Every installment of the JoongAng Ilbo’s feature, “Children trapped in poverty,” made our heart ache. The article on a 17-year-old diabetic who lives in a basement room with her mother was especially heartbreaking. The article described how the girl turned to her mother, who is also unable to get out of bed because of a serious illness, and asked her, “Mother, I’m so sorry I’m always sick. But why did you make me end up so lonely like this?” What resentment will fill the heart of this girl looking out on society from her dark basement room? Adults are punished when they commit crimes. Why are these children being punished? Their only “crime” is to have met the wrong adults in their lives.
The confession of a 12-year-old girl who suffers from depression is also sad. “I hate it that we are not rich. I need to use my notebooks carefully and the only food I can have with my rice is kimchi and eggs.” In our younger days, eggs were a rare specialty, only eaten on birthdays or on field trips. Since then our economic productivity has made eggs a very humble menu item, but why is our shame growing?
The problem is not that of how much or how little we possess, but the difference of how more or less I have than you. Let’s heal the wounded hearts of our children. We can do this without complicated debates about economic growth and wealth redistribution.

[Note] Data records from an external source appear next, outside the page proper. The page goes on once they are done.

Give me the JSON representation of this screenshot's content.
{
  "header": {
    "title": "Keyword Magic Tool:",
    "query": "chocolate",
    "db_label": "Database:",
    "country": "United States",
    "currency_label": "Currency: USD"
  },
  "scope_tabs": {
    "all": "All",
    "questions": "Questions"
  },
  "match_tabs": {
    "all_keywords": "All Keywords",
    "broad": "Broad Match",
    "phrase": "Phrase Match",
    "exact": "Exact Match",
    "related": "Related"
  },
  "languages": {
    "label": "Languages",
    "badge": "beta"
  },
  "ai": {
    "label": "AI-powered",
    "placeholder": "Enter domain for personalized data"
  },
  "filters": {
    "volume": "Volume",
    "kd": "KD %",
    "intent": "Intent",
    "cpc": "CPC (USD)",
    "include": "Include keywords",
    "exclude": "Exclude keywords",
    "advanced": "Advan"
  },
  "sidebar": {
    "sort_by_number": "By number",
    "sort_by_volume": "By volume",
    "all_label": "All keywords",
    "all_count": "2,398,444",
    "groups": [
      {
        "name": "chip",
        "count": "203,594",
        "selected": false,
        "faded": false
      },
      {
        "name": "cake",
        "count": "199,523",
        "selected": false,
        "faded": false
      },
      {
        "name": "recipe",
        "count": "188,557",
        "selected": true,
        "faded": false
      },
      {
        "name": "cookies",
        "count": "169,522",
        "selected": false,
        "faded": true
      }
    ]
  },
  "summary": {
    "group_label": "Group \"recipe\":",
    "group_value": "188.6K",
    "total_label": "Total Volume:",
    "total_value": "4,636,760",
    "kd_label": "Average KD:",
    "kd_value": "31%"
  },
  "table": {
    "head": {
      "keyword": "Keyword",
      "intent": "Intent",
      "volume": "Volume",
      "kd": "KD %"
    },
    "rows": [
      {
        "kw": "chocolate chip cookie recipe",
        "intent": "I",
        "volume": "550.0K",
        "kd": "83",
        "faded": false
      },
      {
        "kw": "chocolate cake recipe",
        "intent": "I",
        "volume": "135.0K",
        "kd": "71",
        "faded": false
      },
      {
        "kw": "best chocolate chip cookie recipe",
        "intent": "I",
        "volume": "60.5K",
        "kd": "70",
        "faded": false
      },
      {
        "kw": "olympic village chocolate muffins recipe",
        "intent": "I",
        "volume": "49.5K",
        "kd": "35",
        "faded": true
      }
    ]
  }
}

I am not so arrogant as to assume that I can criticize the words of saints. However, I had always felt a slight dissatisfaction with the passage in the Gospel of St. Mark describing the miracle where Jesus fed 4,000 people with seven loaves of bread and a few fish and had seven basket of food left over. I felt that Jesus couldn’t possibly have left his people to starve when He has such an ability. My doubts were put to rest by an essay by an Anglican nun, Oh In-suk, that I read recently.
When the disciples of Jesus asked the people in the crowd whether they had any food with them, everyone thought, “There are thousands of people here. My little morsel of food isn’t going to be enough. If I give it up I won’t be able to eat anything.” So they all hid their food. However, one little child gave up his loaves of bread and Jesus gave a prayer of thanks and blessings. The rest of the people felt ashamed and took out their food to share with others. The miracle was not that food that did not exist before appeared, but that everyone shared the food that they had brought. What a miracle that is!
We are not so poor as to starve our children nor so stingy as to hide our food. Yet we hesitate from stepping forward to help those in poverty because we suppose wrongly that the help that we can give is not needed and that it won’t do much. The JoongAng Ilbo has launched a campaign called WE Start, short for Welfare Education Start, in hopes of helping to correct this misperception. If I pitch in and you pitch in, pretty soon everyone will be helping out in making our own miracle. Let’s use this miracle to dry away the tears of children who’ve never had enough or who’ve never had the chance to learn.
Let’s show our children that their neighbors and society aren’t all cold-hearted and cruel. Give our children the chance to grow like healthy young poplar trees in May.

* The writer is a columnist of the JoongAng Ilbo.